Co-publishing and distribution royalties are payments made to third parties for the delivery of product.
Royalty-based obligations with content licensors and distribution affiliates are either paid in advance and
capitalized as prepaid royalties or are accrued as incurred and subsequently paid. These royalty-based
obligations are generally expensed to cost of goods sold generally at the greater of the contractual rate or an
effective royalty rate based on the total projected net revenue. Significant judgment is required to estimate the
effective royalty rate for a particular contract. Because the computation of effective royalty rates requires us to
project future revenue, it is inherently subjective as our future revenue projections must anticipate a number of
factors, including (1) the total number of titles subject to the contract, (2) the timing of the release of these
titles, (3) the number of software units we expect to sell which can be impacted by a number of variables,
including product quality and competition, and (4) future pricing. Determining the effective royalty rate for
our titles is particularly challenging due to the inherent difficulty in predicting the popularity of entertainment
products. Accordingly, if our future revenue projections change, our effective royalty rates would change,
which could impact the royalty expense we recognize. Prepayments made to thinly capitalized independent
software developers and co-publishing affiliates are generally made in connection with the development of a
particular product and, therefore, we are generally subject to development risk prior to the release of the
product. Accordingly, payments that are due prior to completion of a product are generally expensed to
research and development over the development period as the services are incurred. Payments due after
completion of the product (primarily royalty-based in nature) are generally expensed as cost of goods sold.

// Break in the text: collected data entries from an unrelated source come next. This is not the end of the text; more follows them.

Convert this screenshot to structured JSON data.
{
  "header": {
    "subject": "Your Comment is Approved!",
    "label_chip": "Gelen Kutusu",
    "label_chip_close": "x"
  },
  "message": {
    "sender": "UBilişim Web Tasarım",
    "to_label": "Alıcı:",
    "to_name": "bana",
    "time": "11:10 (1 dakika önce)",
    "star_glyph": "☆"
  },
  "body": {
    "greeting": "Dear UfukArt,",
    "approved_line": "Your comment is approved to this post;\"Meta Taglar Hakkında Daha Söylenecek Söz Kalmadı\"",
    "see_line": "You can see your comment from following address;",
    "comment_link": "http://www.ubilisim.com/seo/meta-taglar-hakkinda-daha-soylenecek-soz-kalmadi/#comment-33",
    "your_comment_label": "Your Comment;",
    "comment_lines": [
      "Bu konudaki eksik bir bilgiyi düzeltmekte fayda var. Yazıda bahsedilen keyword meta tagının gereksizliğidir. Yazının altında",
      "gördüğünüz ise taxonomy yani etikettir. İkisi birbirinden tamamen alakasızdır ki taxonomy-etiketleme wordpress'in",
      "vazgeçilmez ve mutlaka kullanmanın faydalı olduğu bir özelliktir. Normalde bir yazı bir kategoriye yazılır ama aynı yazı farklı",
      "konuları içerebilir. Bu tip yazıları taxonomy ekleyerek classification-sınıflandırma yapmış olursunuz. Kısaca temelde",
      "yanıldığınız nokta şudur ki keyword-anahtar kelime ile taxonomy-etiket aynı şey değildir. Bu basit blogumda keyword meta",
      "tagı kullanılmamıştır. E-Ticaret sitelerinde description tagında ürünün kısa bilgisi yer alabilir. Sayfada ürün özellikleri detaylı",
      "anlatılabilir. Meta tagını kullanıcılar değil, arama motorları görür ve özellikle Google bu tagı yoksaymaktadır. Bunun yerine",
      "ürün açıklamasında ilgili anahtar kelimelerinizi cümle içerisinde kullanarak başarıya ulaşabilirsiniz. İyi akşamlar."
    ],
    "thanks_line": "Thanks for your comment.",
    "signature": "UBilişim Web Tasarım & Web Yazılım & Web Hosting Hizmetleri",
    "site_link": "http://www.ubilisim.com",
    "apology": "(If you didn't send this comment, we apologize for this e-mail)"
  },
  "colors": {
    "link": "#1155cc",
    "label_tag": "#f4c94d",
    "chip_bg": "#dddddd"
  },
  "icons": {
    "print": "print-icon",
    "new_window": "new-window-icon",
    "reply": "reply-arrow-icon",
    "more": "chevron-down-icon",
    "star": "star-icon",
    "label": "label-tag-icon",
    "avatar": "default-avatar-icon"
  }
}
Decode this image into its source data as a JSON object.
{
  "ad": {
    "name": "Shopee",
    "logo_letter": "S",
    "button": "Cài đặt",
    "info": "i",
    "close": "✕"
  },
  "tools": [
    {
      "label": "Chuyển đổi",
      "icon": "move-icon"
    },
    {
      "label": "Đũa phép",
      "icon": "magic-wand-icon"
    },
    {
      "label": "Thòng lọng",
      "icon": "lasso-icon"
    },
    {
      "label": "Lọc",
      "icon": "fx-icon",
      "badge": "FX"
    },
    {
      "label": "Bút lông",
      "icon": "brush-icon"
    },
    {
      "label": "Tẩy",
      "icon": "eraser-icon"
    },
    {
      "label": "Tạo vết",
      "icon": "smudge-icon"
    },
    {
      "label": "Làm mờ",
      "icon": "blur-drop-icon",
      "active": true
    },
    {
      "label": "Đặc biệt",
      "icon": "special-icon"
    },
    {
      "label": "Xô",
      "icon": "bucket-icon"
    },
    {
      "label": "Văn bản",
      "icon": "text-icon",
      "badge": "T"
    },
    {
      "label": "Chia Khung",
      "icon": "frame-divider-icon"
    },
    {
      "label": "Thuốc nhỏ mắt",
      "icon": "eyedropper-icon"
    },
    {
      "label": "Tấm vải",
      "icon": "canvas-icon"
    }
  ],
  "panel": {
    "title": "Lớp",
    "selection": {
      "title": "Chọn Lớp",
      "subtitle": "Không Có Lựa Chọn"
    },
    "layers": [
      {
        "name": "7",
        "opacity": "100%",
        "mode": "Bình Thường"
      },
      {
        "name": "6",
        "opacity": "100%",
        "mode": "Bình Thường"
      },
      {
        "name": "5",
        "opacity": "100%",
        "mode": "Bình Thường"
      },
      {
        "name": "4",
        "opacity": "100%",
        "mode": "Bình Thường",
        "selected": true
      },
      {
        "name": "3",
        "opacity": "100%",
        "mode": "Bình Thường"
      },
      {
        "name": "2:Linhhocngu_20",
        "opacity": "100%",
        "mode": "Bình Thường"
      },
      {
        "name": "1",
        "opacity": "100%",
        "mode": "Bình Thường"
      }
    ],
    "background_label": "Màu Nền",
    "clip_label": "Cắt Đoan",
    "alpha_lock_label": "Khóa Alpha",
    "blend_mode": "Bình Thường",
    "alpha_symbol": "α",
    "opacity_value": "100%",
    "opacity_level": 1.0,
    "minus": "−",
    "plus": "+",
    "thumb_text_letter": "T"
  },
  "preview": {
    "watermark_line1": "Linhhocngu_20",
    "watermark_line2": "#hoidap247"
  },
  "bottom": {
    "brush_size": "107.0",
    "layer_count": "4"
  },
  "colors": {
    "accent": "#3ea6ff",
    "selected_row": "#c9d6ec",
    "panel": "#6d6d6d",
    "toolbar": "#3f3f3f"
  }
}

Our contracts with some licensors include minimum guaranteed royalty payments which are initially recorded
as an asset and as a liability at the contractual amount when no performance remains with the licensor. When
performance remains with the licensor, we record guarantee payments as an asset when actually paid and as a
liability when incurred, rather than recording the asset and liability upon execution of the contract. Minimum
royalty payment obligations are classified as current liabilities to the extent such royalty payments are
contractually due within the next twelve months. As of March 31, 2008 and 2007, approximately $10 million
and $9 million, respectively, of minimum guaranteed royalty obligations had been recognized.
Each quarter, we also evaluate the future realization of our royalty-based assets as well as any unrecognized
minimum commitments not yet paid to determine amounts we deem unlikely to be realized through product
sales. Any impairments or losses determined before the launch of a product are charged to research and
development expense. Impairments or losses determined post-launch are charged to cost of goods sold. In
either case, we rely on estimated revenue to evaluate the future realization of prepaid royalties and
commitments. If actual sales or revised revenue estimates fall below the initial revenue estimate, then the
actual charge taken may be greater in any given quarter than anticipated. During fiscal 2008 and 2006, we
recognized impairment charges of $4 million and $16 million, respectively. We had no impairments during
fiscal 2007.
Income Taxes
We adopted Financial Accounting Standards Board (“FASB”) Interpretation (“FIN”) No. 48, Accounting for
Uncertainty in Income Taxes — An Interpretation of FASB Statement No. 109”, in the first quarter of fiscal
2008. See Note 10 of the Notes to Consolidated Financial Statements.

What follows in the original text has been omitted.